Disconcerting gaps in education are prevalent across the world, and all the more so in Israel. Results from the most recent Programme for International Student Assessment (PISA) survey exposed a 121-point difference between reading abilities of socio-economically advantaged and disadvantaged students, markedly higher than the already concerning 89-point average difference found across OECD countries.
Similar differences were recorded in mathematics and science abilities, and a comparison to the results from the 2009 survey exposes growing gaps in Israel over the last decade (OECD, 2019).

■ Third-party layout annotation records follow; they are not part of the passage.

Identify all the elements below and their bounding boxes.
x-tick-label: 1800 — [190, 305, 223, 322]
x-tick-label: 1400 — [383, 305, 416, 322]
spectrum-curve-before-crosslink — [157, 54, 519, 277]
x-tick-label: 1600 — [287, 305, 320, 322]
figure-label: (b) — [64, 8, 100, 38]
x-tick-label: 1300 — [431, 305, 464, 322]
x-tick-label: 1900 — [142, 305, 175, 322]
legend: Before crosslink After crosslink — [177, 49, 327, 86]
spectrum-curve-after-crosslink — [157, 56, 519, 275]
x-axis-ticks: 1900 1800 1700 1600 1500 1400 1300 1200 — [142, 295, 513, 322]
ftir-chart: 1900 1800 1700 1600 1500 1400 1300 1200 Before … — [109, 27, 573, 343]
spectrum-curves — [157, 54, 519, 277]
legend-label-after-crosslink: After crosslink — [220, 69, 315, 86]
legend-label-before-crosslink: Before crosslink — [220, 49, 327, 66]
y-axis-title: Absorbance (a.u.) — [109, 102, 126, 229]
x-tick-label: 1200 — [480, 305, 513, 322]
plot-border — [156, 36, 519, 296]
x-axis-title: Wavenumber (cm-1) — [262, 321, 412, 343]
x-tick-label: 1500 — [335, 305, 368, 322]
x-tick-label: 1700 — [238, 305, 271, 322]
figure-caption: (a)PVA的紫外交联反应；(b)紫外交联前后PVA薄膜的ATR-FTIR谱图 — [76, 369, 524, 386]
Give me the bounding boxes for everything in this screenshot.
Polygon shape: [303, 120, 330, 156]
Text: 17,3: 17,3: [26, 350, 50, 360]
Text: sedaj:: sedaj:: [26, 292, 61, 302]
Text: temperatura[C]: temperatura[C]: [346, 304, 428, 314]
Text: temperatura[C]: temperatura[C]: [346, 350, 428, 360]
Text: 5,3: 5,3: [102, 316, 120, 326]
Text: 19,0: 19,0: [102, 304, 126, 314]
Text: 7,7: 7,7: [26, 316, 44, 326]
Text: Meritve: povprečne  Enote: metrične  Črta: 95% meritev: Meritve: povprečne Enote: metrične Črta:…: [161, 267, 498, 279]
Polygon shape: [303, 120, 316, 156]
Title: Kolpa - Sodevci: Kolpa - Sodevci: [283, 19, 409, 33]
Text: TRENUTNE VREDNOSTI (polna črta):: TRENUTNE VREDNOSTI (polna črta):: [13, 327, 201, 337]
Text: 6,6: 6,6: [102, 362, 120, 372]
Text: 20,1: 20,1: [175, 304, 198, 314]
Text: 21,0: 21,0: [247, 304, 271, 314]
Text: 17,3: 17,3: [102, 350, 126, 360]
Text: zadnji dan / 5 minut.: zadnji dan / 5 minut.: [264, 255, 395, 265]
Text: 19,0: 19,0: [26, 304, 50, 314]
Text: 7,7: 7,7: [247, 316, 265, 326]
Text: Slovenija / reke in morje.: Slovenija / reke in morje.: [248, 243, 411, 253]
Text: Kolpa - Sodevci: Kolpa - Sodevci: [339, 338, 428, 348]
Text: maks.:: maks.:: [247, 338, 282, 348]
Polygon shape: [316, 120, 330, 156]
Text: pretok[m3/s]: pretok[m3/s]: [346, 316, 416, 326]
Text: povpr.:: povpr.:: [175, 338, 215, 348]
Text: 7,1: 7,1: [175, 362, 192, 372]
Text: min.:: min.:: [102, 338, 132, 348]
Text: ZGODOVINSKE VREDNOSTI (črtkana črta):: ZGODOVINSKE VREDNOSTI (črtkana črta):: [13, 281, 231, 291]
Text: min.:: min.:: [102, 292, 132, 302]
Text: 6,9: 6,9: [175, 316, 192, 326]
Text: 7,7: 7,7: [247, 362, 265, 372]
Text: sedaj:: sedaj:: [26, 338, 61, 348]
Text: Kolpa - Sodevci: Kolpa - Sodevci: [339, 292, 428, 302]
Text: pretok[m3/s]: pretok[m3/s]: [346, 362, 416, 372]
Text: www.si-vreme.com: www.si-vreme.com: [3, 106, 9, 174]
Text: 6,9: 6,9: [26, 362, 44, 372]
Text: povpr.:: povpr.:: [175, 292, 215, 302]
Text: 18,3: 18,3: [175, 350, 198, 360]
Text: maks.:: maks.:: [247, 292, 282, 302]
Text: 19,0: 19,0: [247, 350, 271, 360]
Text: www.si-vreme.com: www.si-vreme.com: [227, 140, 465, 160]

Educational leaders in Israel and across the world therefore agree that it is critical to identify practical strategies that can be implemented to improve learning opportunities for underserved youth. A study of Darca, a school-network managing forty high schools and educational institutions (with a reach of 22,000 students) in Israel’s underserved communities, can help accelerate this conversation.
In 2010, the year before Darca took over management of the Itzhak Navon High School in the peripheral city of Netivot, only 13% of its students graduated with a certificate making them eligible for university matriculation. Darca’s management boosted that rate up to a current 86%.
Non selective policy
Darca led similar transformations in the town of Gedera, where it took the Menachem Begin High School from a 53% rate in 2012 up to a current 94% rate, and in the city of Lod, where it took the Maxim Levy High School from a 48% rate in 2011 up to a current 93% rate.
All three schools’ starting points were well below the 2018 national average of 58%, and today far outpace it. Darca is now the leading educational network in Israel with the highest network-wide rate of students graduating with university matriculation eligibility.